Freelance journalist Nadine Marroushi and Basil El-Dabh, who writes for this newspaper, were assaulted after a crowd outside Tahrir Square became aggressive and accused them of working for Qatari network Al Jazeera. Police intervened and evacuated Marroushi and El-Dabh to a nearby apartment building. Neither sustained injuries.

Daily News Egypt journalist Fady Ashraf was hit with birdshot in the shoulder and leg by Central Security Forces while covering clashes near Talaat Harb Square in Downtown, Cairo.  Ashraf did not sustain any permanent injuries.

A third journalist from the Daily News Egypt, AbdelHalim AbdAllah, was briefly detained outside Amr Ibn Al-Aas mosque in Old Cairo when police officers mistook him for a Students Against the Coup protester.  He was searched and held by police until his press credentials were confirmed.

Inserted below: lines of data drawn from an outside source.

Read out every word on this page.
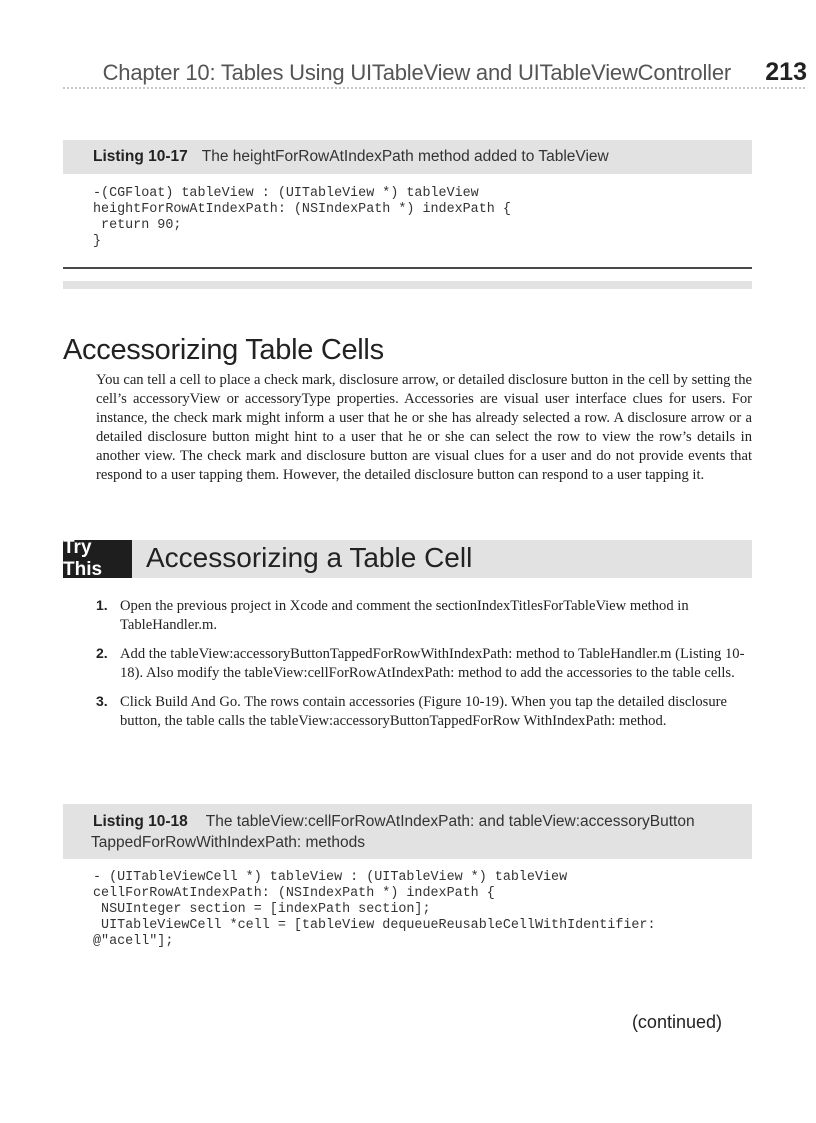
Chapter 10: Tables Using UITableView and UITableViewController 213
Listing 10-17 The heightForRowAtIndexPath method added to TableView
-(CGFloat) tableView : (UITableView *) tableView
heightForRowAtIndexPath: (NSIndexPath *) indexPath {
return 90;
}
Accessorizing Table Cells

You can tell a cell to place a check mark, disclosure arrow, or detailed disclosure button in the cell by setting the cell’s accessoryView or accessoryType properties. Accessories are visual user interface clues for users. For instance, the check mark might inform a user that he or she has already selected a row. A disclosure arrow or a detailed disclosure button might hint to a user that he or she can select the row to view the row’s details in another view. The check mark and disclosure button are visual clues for a user and do not provide events that respond to a user tapping them. However, the detailed disclosure button can respond to a user tapping it.

Try This	Accessorizing a Table Cell
1. Open the previous project in Xcode and comment the sectionIndexTitlesForTableView method in TableHandler.m.
2. Add the tableView:accessoryButtonTappedForRowWithIndexPath: method to TableHandler.m (Listing 10-18). Also modify the tableView:cellForRowAtIndexPath: method to add the accessories to the table cells.
3. Click Build And Go. The rows contain accessories (Figure 10-19). When you tap the detailed disclosure button, the table calls the tableView:accessoryButtonTappedForRow WithIndexPath: method.
Listing 10-18 The tableView:cellForRowAtIndexPath: and tableView:accessoryButton
TappedForRowWithIndexPath: methods
- (UITableViewCell *) tableView : (UITableView *) tableView
cellForRowAtIndexPath: (NSIndexPath *) indexPath {
NSUInteger section = [indexPath section];
UITableViewCell *cell = [tableView dequeueReusableCellWithIdentifier:
@"acell"];
(continued)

An American citizen working as an independent translator was arrested in Cairo on Wednesday and is being detained in an unknown location, indicative of the further crackdown against voices of dissent.

Jeremy Hodge, a 26 year-old Los Angeles native was taken from his home in Dokki by State Security forces late Wednesday night along with his roommate Hossam Al-Meneai, a 36 year-old  filmmaker from Sinai.

According to a press release published by English-language news site Egypt Independent, the pair was initially taken to the Dokki police station, but their whereabouts since then are unknown.

The latest arrests follow the high-profile arrests of three Al Jazeera English journalists last month.

AJE Cairo bureau chief Mohamed Fadel Fahmy, Australian correspondent Peter Greste, producer Baher Mohamed and cameraman Mohamed Fawzy were arrested on 29 December 2013 and have remained in detention since.

According to press freedoms watchdog Committee to Protect Journalists, 45 journalists have been assaulted and more than 44 journalists have been detained since the ouster of former president Mohamed Morsi on 3 July.